Thirty-eight OCT parameters, which all appear in the conventional printouts, were used for the analysis. From the macular scan, we used retinal thickness in nine sectors as well as macular volume. We also used the global mean macular thickness, which was derived from a weighted mean of the regional measurements taking into account the relative area of each sector, as described previously.25 From the ONH scans, we used all 10 parameters: vertical integrated rim area, horizontal integrated rim width, disc area, cup area, rim area, cup-discarea ratio, horizontal cup-disc ratio, vertical cup-disc ratio, cup area (topographic), and cup volume (topographic). Circumpapillary analysis resulted in an additional 17 parameters: global mean RNFL thickness, 4 quadrant mean thicknesses, and 12 clock hour means.
Machine Classifiers
The following classifying methods were tested: linear discriminant analysis (LDA), generalized linear model (GLM), and generalized additive model (GAM). In addition, the following machine learning classifiers were tested: support vector machine (SVM) and recursive partitioning and regression tree (RPART). All classifiers were implemented in the statistical software (R version 1.9; R-Project, available at http://cran.r-project.org).
LDA assumes a Gaussian distribution of data and defines linear discrimination boundaries between the categories where it maximizes the variance between classes while minimizing the variance within classes. The classification of a new data point is determined by the likelihood that it is generated from each of the different categories.26 27
GLM assumes that the log of the odds ratio of a patient having glaucoma versus being healthy can be expressed as a linear function of the parameters.28 The decision boundary between glaucomatous and healthy eyes is the hyperplane where the predicted odds of a patient having glaucoma are equal to the predicted odds of the same patient being healthy.
GAM assumes that the conditional expectation of glaucoma severity given by OCT parameters (unchanged) can be expressed as a sum of univariate smooth functions of the OCT parameters.29 The fitted model minimizes mean squared prediction error subject to certain penalty of model complexity.
SVMs map multidimensional input space into a high-dimensional feature space.30 31 In this feature space, the classifier finds the hyperplane separating glaucomatous from healthy eyes that maximizes the distance of any case from the hyperplane.
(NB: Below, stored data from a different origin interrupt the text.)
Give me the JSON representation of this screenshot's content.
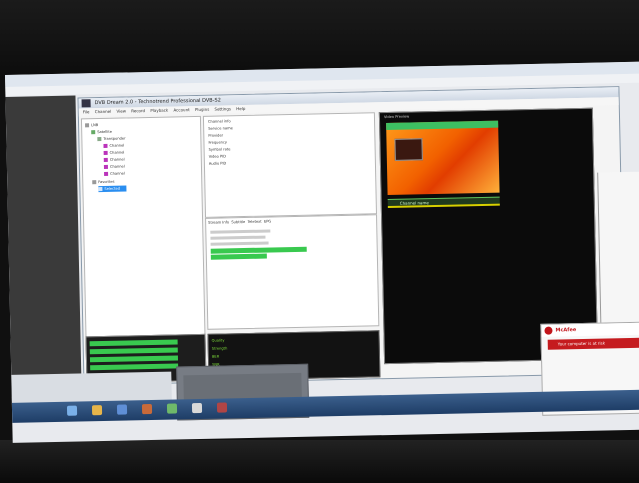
{
  "app": {
    "title": "DVB Dream 2.0 - Technotrend Professional DVB-S2",
    "menu": [
      "File",
      "Channel",
      "View",
      "Record",
      "Playback",
      "Account",
      "Plugins",
      "Settings",
      "Help"
    ]
  },
  "tree": {
    "items": [
      "LNB",
      "Satellite",
      "Transponder",
      "Channel",
      "Channel",
      "Channel",
      "Channel",
      "Channel",
      "Favorites",
      "Selected"
    ]
  },
  "info": {
    "lines": [
      "Channel info",
      "Service name",
      "Provider",
      "Frequency",
      "Symbol rate",
      "Video PID",
      "Audio PID"
    ]
  },
  "streams": {
    "tabs": [
      "Stream Info",
      "Subtitle",
      "Teletext",
      "EPG"
    ]
  },
  "preview": {
    "label": "Video Preview",
    "channel_bar": "Channel name"
  },
  "stats": {
    "labels": [
      "Quality",
      "Strength",
      "BER",
      "SNR"
    ]
  },
  "mcafee": {
    "brand": "McAfee",
    "banner": "Your computer is at risk"
  },
  "colors": {
    "accent_green": "#39c94f",
    "video_orange": "#f26100",
    "mcafee_red": "#c51b1f",
    "taskbar_blue": "#2a4c7a"
  }
}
The transformation of input space to feature space is called a kernel; in this study a linear kernel was used. The SVM used in this study also allowed for imperfect classification of glaucomatous and healthy eyes by the algorithm in situations where perfect classification is not possible. Intuitively, this makes the classification correct for testing data that is near but not identical to the training data.
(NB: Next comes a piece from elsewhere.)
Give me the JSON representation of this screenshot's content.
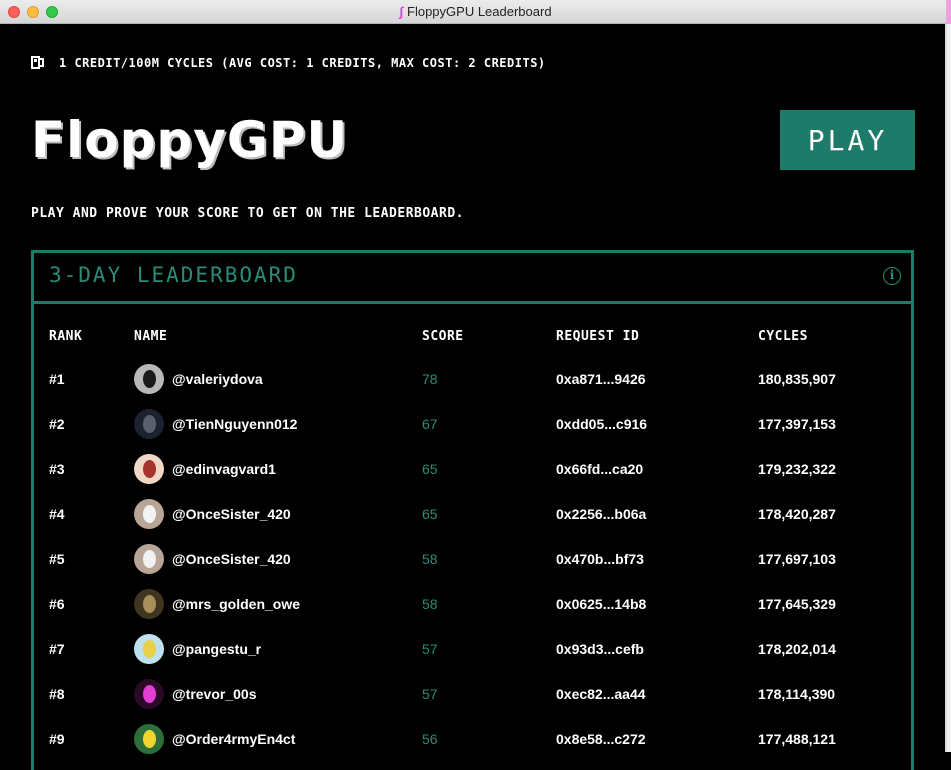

The RPART function is an implementation of the decision-tree algorithm. It recursively partitions the parameter space along some of the parameters.32 The partition process can be represented by a binary tree, and the partitioned regions of the parameter space are called leaves. The choice of the parameters to be split and the points at which the parameter space is split are chosen to maximize certain scores, such as information gain. A new case is classified using majority vote of cases in the training data belonging to the same leaf as the new case.
Feature Selection
The classification was performed using all 38 available parameters and with 8 parameters with the highest correlation with VF mean deviation (MD). A limited number of parameters was used to ensure the reliability of the machine classifiers accounting for the limited study sample size. A backward selection using Akaike information criteria (AIC) from these eight parameters was used to further simplify the classifier formula with preservation of the discrimination capabilities. Backward feature selection could not be used for SVM and RPART, for which AIC is not defined, and for LDA, in which the AIC is not reliable.
Data Analysis and Statistics
The study population characteristics were compared using Students t-test for continuous parameters and a
2 test for categorical parameters (JMP software; SAS Institute, Cary, NC).
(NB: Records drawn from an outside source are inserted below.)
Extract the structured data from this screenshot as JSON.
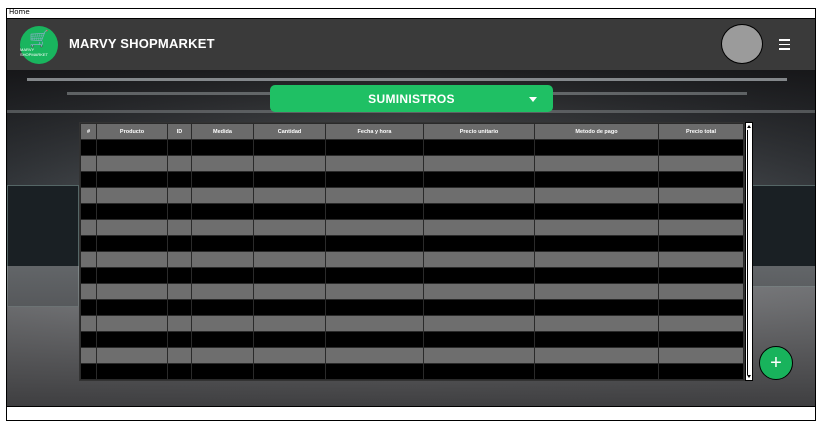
{
  "window": {
    "tab_label": "Home"
  },
  "header": {
    "brand": "MARVY SHOPMARKET",
    "logo_text": "MARVY SHOPMARKET",
    "logo_icon": "cart-icon",
    "menu_icon": "hamburger-menu-icon"
  },
  "section_selector": {
    "label": "SUMINISTROS",
    "icon": "chevron-down-icon"
  },
  "table": {
    "columns": [
      "#",
      "Producto",
      "ID",
      "Medida",
      "Cantidad",
      "Fecha y hora",
      "Precio unitario",
      "Metodo de pago",
      "Precio total"
    ],
    "rows": [
      [
        "",
        "",
        "",
        "",
        "",
        "",
        "",
        "",
        ""
      ],
      [
        "",
        "",
        "",
        "",
        "",
        "",
        "",
        "",
        ""
      ],
      [
        "",
        "",
        "",
        "",
        "",
        "",
        "",
        "",
        ""
      ],
      [
        "",
        "",
        "",
        "",
        "",
        "",
        "",
        "",
        ""
      ],
      [
        "",
        "",
        "",
        "",
        "",
        "",
        "",
        "",
        ""
      ],
      [
        "",
        "",
        "",
        "",
        "",
        "",
        "",
        "",
        ""
      ],
      [
        "",
        "",
        "",
        "",
        "",
        "",
        "",
        "",
        ""
      ],
      [
        "",
        "",
        "",
        "",
        "",
        "",
        "",
        "",
        ""
      ]
    ]
  },
  "fab": {
    "label": "+",
    "icon": "add-icon"
  },
  "colors": {
    "accent": "#1fc064",
    "header_bg": "#3a3a3a",
    "table_row": "#6e6e6e"
  }
}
Receiver operating characteristic (ROC) curves were used to describe the ability of the classifier to differentiate between glaucomatous and healthy eyes. ROC was calculated for each individual parameter. To get an unbiased estimate of the ROC curves, all 89 patients were divided into six equal groups (one patient appears in two groups). Six tests were conducted for each classifier; in each test, a different group of patients was chosen to be the testing set. The other five groups were used as training sets. ROC was calculated for each of the tests, and the final cross-validation ROC curve was computed as the pointwise average of the six ROC curves. The area under the ROCs (AROCs) for the six folds across algorithms were compared using the DeLong method.33 The sensitivity was calculated at the arbitrary specificities of 80% and 95%.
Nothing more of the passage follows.